11.9.2008

Uwe Timm - Halbschatten

Uwe Timms Bücher habe ich erst vor kurzem kennengelernt, und "Halbschatten" ist das erste, das ich sofort, noch bevor es als Taschenbuch erschwinglich wird, kaufen mußte. Es gibt nur noch zwei andere Autoren, bei denen ich nicht warten mag, und einer davon (John Irving) hat sich mit seinem letzten Werk aus diesem meinen exklusiven Kreis wieder ausgeschlossen [1]. - Das sage ich, um klar zu machen, daß ich Timm geradezu verehre, und eine objektive Kritik über ihn von mir kaum zu bekommen ist.

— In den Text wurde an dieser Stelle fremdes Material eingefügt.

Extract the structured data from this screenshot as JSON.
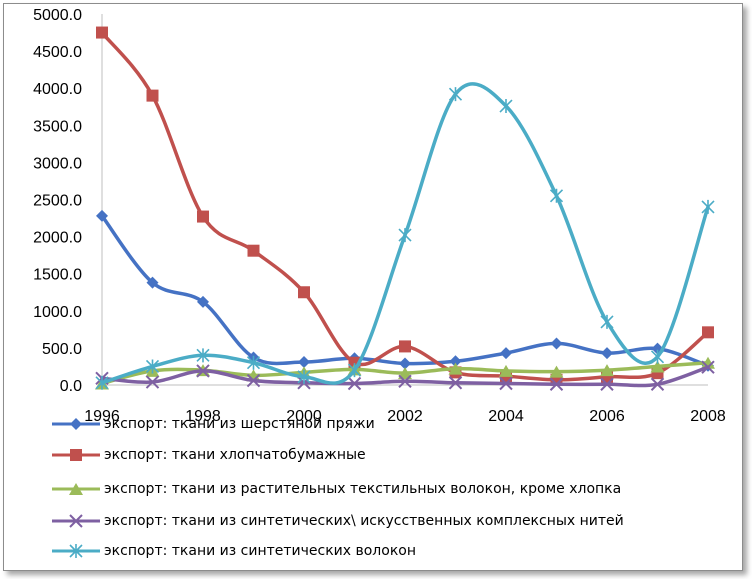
{
  "chart_data": {
    "type": "line",
    "title": "",
    "xlabel": "",
    "ylabel": "",
    "x": [
      1996,
      1997,
      1998,
      1999,
      2000,
      2001,
      2002,
      2003,
      2004,
      2005,
      2006,
      2007,
      2008
    ],
    "x_tick_labels": [
      "1996",
      "1998",
      "2000",
      "2002",
      "2004",
      "2006",
      "2008"
    ],
    "y_tick_labels": [
      "0.0",
      "500.0",
      "1000.0",
      "1500.0",
      "2000.0",
      "2500.0",
      "3000.0",
      "3500.0",
      "4000.0",
      "4500.0",
      "5000.0"
    ],
    "ylim": [
      0,
      5000
    ],
    "grid": false,
    "legend_position": "bottom",
    "series": [
      {
        "name": "экспорт: ткани из шерстяной пряжи",
        "color": "#4572c4",
        "marker": "diamond",
        "values": [
          2280,
          1380,
          1120,
          370,
          310,
          360,
          290,
          320,
          430,
          560,
          430,
          490,
          260
        ]
      },
      {
        "name": "экспорт: ткани хлопчатобумажные",
        "color": "#c0504d",
        "marker": "square",
        "values": [
          4750,
          3900,
          2270,
          1810,
          1250,
          300,
          520,
          170,
          120,
          70,
          110,
          160,
          710
        ]
      },
      {
        "name": "экспорт: ткани из растительных текстильных волокон, кроме хлопка",
        "color": "#9bbb59",
        "marker": "triangle",
        "values": [
          20,
          190,
          200,
          130,
          170,
          210,
          160,
          220,
          190,
          180,
          200,
          250,
          300
        ]
      },
      {
        "name": "экспорт: ткани из синтетических\\ искусственных комплексных нитей",
        "color": "#7e60a2",
        "marker": "x",
        "values": [
          90,
          40,
          190,
          60,
          30,
          20,
          50,
          30,
          20,
          10,
          10,
          10,
          240
        ]
      },
      {
        "name": "экспорт: ткани из синтетических волокон",
        "color": "#4bacc6",
        "marker": "star",
        "values": [
          30,
          250,
          400,
          300,
          110,
          200,
          2020,
          3920,
          3760,
          2550,
          850,
          380,
          2400
        ]
      }
    ]
  }
}
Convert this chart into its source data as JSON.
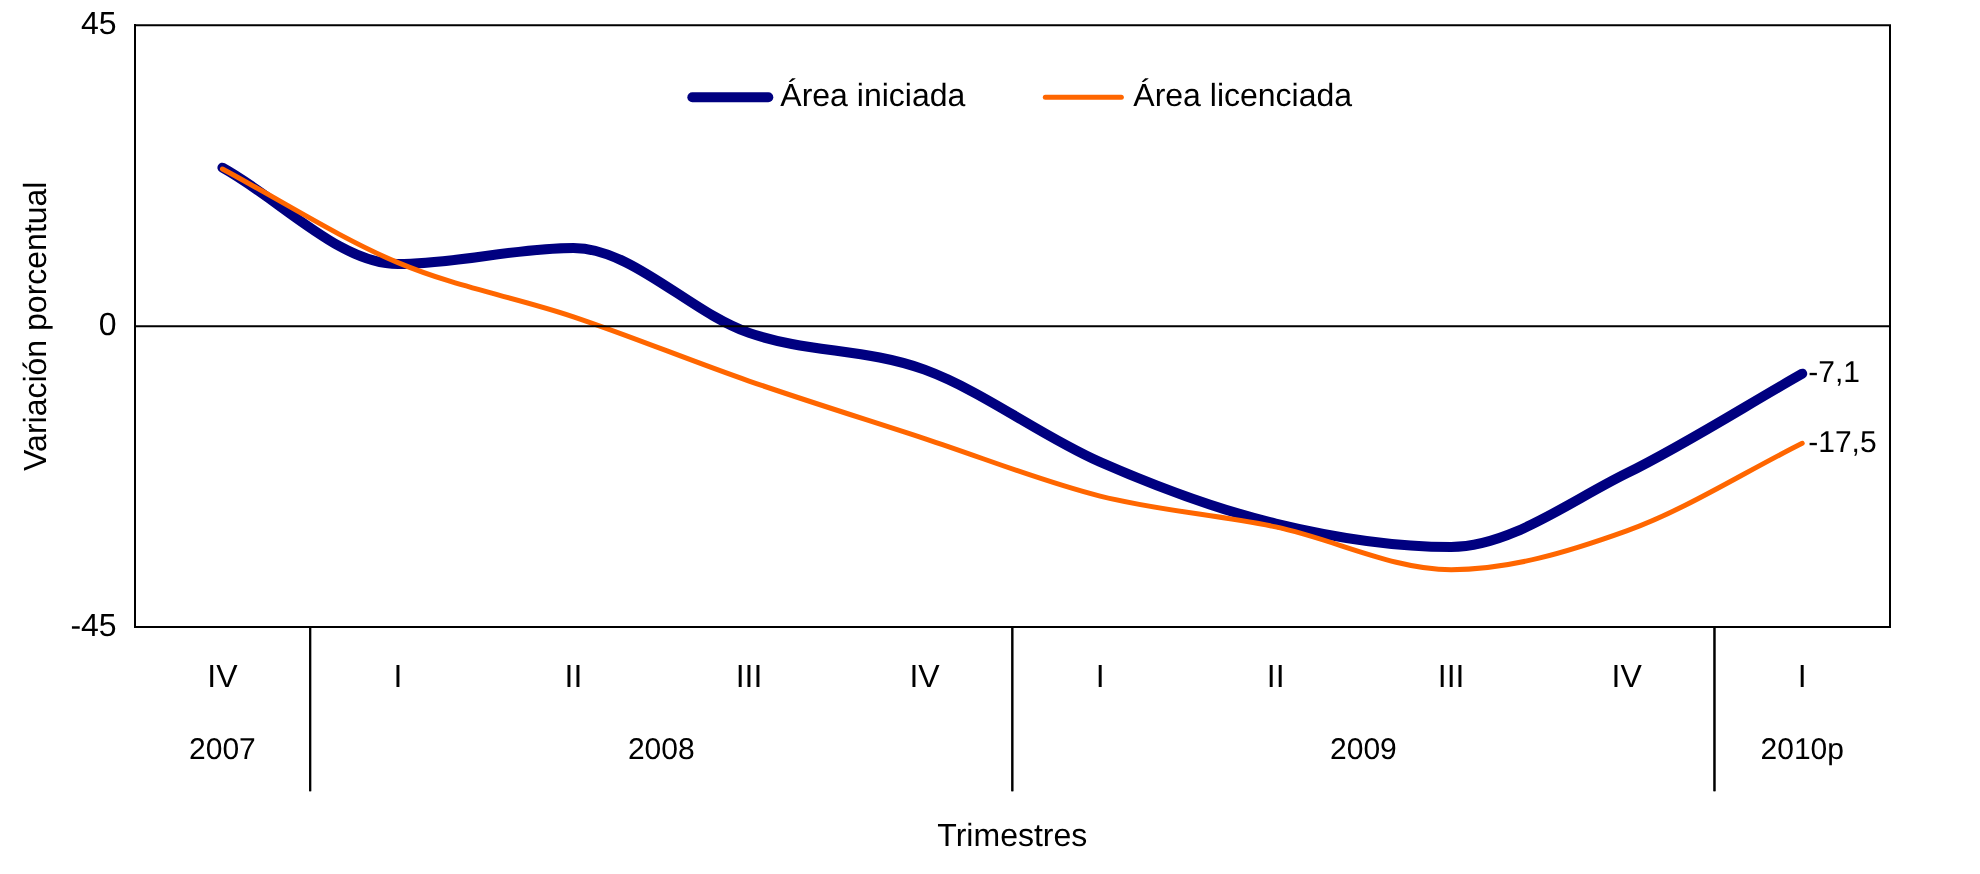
{
  "chart_data": {
    "type": "line",
    "xlabel": "Trimestres",
    "ylabel": "Variación porcentual",
    "categories": [
      "IV",
      "I",
      "II",
      "III",
      "IV",
      "I",
      "II",
      "III",
      "IV",
      "I"
    ],
    "annotations": [
      "2007",
      "2008",
      "2009",
      "2010p"
    ],
    "series": [
      {
        "name": "Área iniciada",
        "color": "#000080",
        "values": [
          23.7,
          9.3,
          11.7,
          -1,
          -6.5,
          -20.3,
          -29.5,
          -33,
          -22,
          -7.1
        ],
        "value_labels": [
          null,
          null,
          null,
          null,
          null,
          null,
          null,
          null,
          null,
          "-7,1"
        ]
      },
      {
        "name": "Área licenciada",
        "color": "#ff6600",
        "values": [
          23.5,
          9.5,
          1.4,
          -8.2,
          -16.8,
          -25.4,
          -30,
          -36.4,
          -30.6,
          -17.5
        ],
        "value_labels": [
          null,
          null,
          null,
          null,
          null,
          null,
          null,
          null,
          null,
          "-17,5"
        ]
      }
    ],
    "ylim": [
      -45,
      45
    ],
    "yticks": [
      -45,
      0,
      45
    ],
    "grid": false,
    "legend": "top",
    "marker": "none",
    "line_style": "solid",
    "ref_lines": [
      {
        "axis": "y",
        "value": 0
      }
    ]
  }
}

Der Erzähler begibt auf den Invalidenfriedhof, und läßt sich dort von einem Führer die Spuren deutscher Geschichte erklären:

An diesem Ort, sagt er, liegt die deutsche, liegt die preußische Geschichte begraben, jedenfalls die militärische. Scharnhorst liegt hier und andere Generäle, Admiräle, Obristen, Majore, bekannte Jagdflieger, damals die Helden der Luft, Richthofen, Udet, Mölders, und unter all diesen Männern, diesen Militärs, liegt eine Frau. Sehen sie den Grabstein, er ist neu gesetzt worden, der alte war in den Kampfhandlungen zu Ende des Kriegs zerstört worden, ein Granitbrocken, ein Findling. Der Flug ist das Leben wert, 1907 geboren, 1933 gestorben. Marga von Etzdorf. Eine Fliegerin, eine der ersten in Deutschland.
Ja, sage ich, sie sei der Grund, warum ich hierhergekommen bin. Ich hatte vermutet, sie sei abgestürzt, las dann aber, sie habe sich nach einer Bruchlandung in Syrien, in Aleppo, erschossen. Das weckte meine Neugier. Eine Frau, eine Fünfundzwanzigjährige, erschießt sich nicht wegen einer Bruchlandung, dachte ich.

In diesen wenigen Sätzen wird schon deutlich, was ich an Timm schätze: seine völlig unambitionierte Sprache, und die Themen, um die es ihm einzig geht.

Mit "unabitioniert" meine ich im Zusammenhang das Gegenteil von "unbedarft", im Gegenteil: Timm will klar und deutlich sprechen, und zwar mit möglichst wenigen und vor allem unaufgeregten Worten. Seine Themen sind schon - nicht nur auf den ersten Blick - wahnwitzig und irreal genug, da würde es wenig helfen, die Dinge mit rhetorischen Mitteln zu beschwören oder ins rechte Licht zu setzten, zurechtzurücken womöglich.

Marga von Etzdorf ist im gleichen Jahr geboren wie die auch heute noch bekannte Elly Beinhorn - zu ihrer Zeit, Ende der Zwanziger, Anfang der Dreißiger Jahre, waren diese beiden Frauen gleichauf in ihrer Berühmtheit. Die eine hat man völlig vergessen, der Tod der anderen Ende letzten Jahres, im Alter von genau hundert Jahren, hat noch so manchen berührt, dessen Großmutter sie hätte sein können (mich, beispielsweise). - Wie kann so etwas passieren? Warum ist von zwei Leben, die auf ihrem Höhepunkt exakt dasselbe taten - sich als Frau in die Luft so zu erheben, wie das bisher nur Männern erlaubt war - nur jenes in der Erinnerung der Geschichte, das den Naziterror heil überlebte? warum jenes wie weggewischt, das sich, ganz zu Anfang, dem verweigerte?

Uwe Timm - Jahrgang 1940, als Nesthäkchen in einer Familie geboren, in der der ältere Bruder schon den Beginn des Rußlandfeldzugs mitmachen mußte - stellt schon ziemlich spannende Fragen. Letztlich versucht er sich sogar an einer Antwort - und der Weg dorthin liest sich spannender als jede Fiktion.

  1. [1] Der übrig bleibt: TC Boyle.